One of my former Ph.D. students and the coauthor of Information Nation, Indira Guzman, framed this question as a major concern in the career paths of information professionals. In her dissertation survey, Indira found agreeing with the statement, “Keeping up with the latest knowledge in my field is fun for me,” was a key indicator of occupational commitment to the IT field.

Yet for students and faculty alike, there is such a vast, expanding knowledge base in the information fields that it is close to impossible to keep up with everything.

For students, this may manifest as the worry that they may not know enough about specific technologies to find the job of their dreams. For faculty, it can seem like a never-ending uphill climb to keep the curriculum updated and fresh with explorations of the latest innovations. Our research faculty members have the additional challenge that the specializations within their own fields of study continue to expand at the same time as new technology sustains its mad rush towards new horizons.

So what’s the solution?
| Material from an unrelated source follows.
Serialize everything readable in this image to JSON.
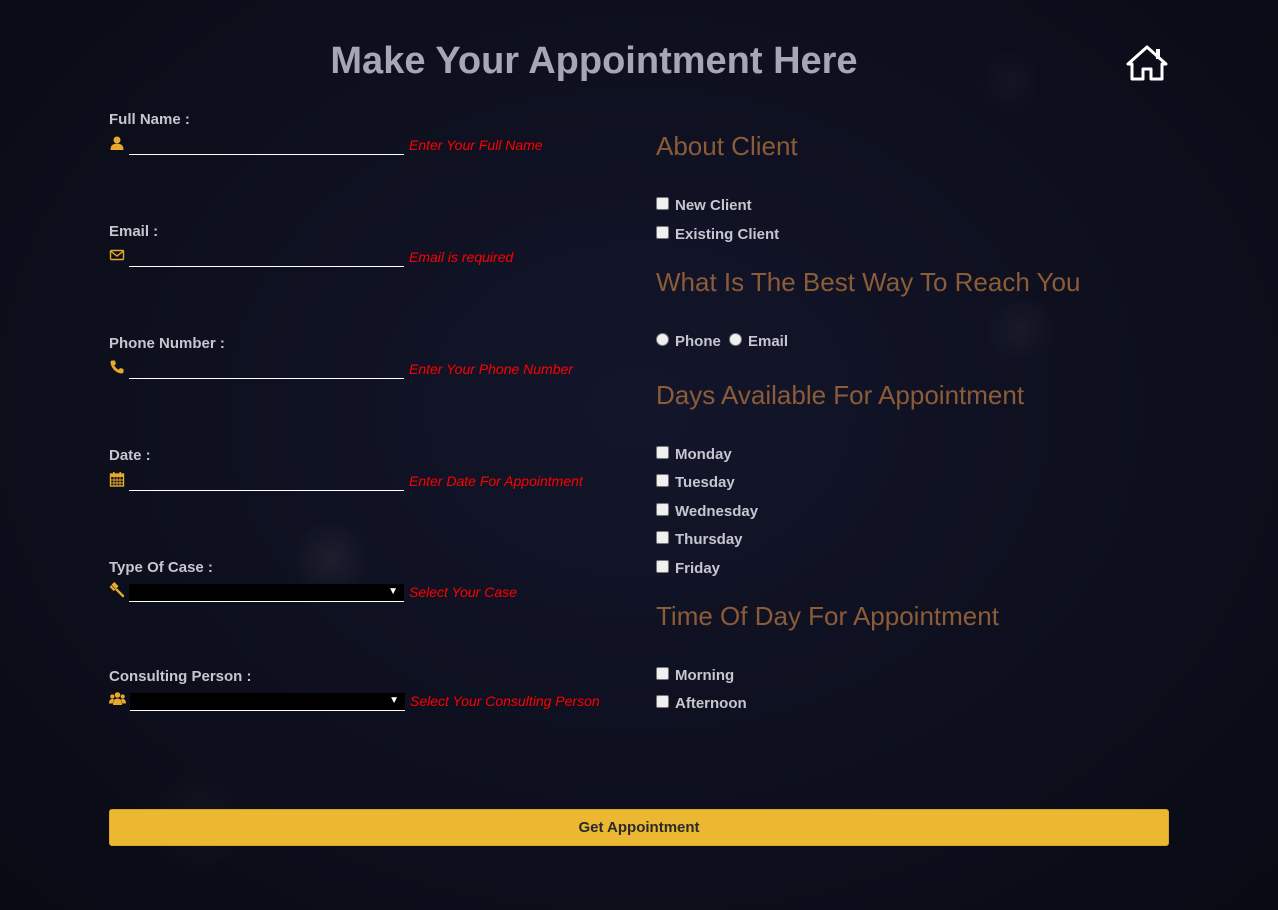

Unless you are one of that tiny minority who can really get by on four hours of sleep per night, there are just not enough hours in the day to stay on top of everything that is changing in IT. Instead, here are three strategies that seem to work for some of the most successful alumni that I have met during my time here at the iSchool.

Strategy 1: Learn the Fundamental Building Blocks

When I was teaching our introductory course, IST195, some years ago, students would always ask me why they needed to learn binary and Boolean logic. The reason that I gave then and which seems equally valid now, is that these concepts are really at the heart of so many aspects of how information technology works.

If you understand the basic architecture of how devices, networks, and software work, you can then figure out almost any new technology on your own – or perhaps equally importantly, you can have intelligent conversations with experts who can teach you.

Strategy 2: Build a Unique Profile by Mastering Two Areas

While it is true that nobody can be an expert in everything, you can still develop mastery in more than one area. Then, when you build a bridge between two or more different areas, you will have a unique professional combination to offer. What if you were great at web design and 3D printing; or cybersecurity and mobile applications; or wireless networks and drones; or. . .

That’s why we have concentrations in the Information Management & Technology major – so that you can pick at least two areas where you will shine. Think back to those two people that created YouTube – they basically knew how to do two things, build web pages and stream video. From that they built an empire.

Strategy 3: Understand the Human Element

There is one aspect of technology that has hardly changed in 100,000 years: the human being.

Humans are the end users of technology; humans develop the technology and deploy it; humans maintain and improve the technology. If you spend some time while you are here at the iSchool learning about user behavior, effective teamwork, project management, how technology standards are written, or technology adoption in organizations, you will have knowledge that will never go stale.

People are people, after all, and they use the new technology for many of the same purposes as the old technology: to communicate, to organize, to coordinate, to build, to learn, and to entertain. At the iSchool, we call this the user perspective, and it has been a central part of our identity for many decades.

So learn the fundamentals, have a couple specialties that you can combine, and develop an appreciation for the user perspective. These areas will help you thrive at the beginning of your career and later on.